Programming Proverbs 4: Beware other approaches

This is the fourth of a series of posts based on the book Programming Proverbs by Henry Ledgard. The index for the series is an earlier post and discussion of the list as a whole is taking place in the comments there. Comments on this "proverb" are of course very welcome here.

I'm not so sure I am "in love" with this one. On one hand I like the top-down approach but on the other hand I am not willing to write off other approaches without a fair hearing. To me the word "beware" means be careful, analyze other approaches carefully and adopt only what really works.

There is a fine line between rejecting new ideas out of hand and holding on to old ideas without thinking. The "new ideas" of structured programming over 30 years ago and object oriented-programming over the last 15 years or were not instantly and by everyone adopted. The criticism, study and discussion over them made them better. In the case of object-oriented programming it also took some fairly serious changes in programming languages to make it work well.

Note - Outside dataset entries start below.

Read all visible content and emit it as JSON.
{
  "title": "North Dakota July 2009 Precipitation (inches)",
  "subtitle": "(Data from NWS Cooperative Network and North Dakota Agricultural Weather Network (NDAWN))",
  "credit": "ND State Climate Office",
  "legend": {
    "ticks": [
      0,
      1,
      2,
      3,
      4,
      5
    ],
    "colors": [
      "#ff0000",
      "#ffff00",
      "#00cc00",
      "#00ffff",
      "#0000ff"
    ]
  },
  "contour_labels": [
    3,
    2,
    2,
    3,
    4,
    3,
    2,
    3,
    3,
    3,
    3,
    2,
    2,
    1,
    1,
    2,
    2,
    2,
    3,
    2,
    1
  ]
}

I would argue that object-oriented programming took a second generation of programming languages before it really took hold. C++ was C with objects and started people thinking. Java really made OOP work and C# (generation 2.5?) added still more improvements.

So look at other design approaches. Is there good in them? Bot adopt anything just because it is the fad of the hour but don't reject things just because they are new.

As an aside, Visual Basic has become as good a language for OOP as Java and C# but for some reason has not been publicly accepted as such. As an old BASIC fan I am wary of those who can't see that and wonder if it is OOP they don't understand or Visual Basic .NET. Beware of people who can't look at a programming language objectively.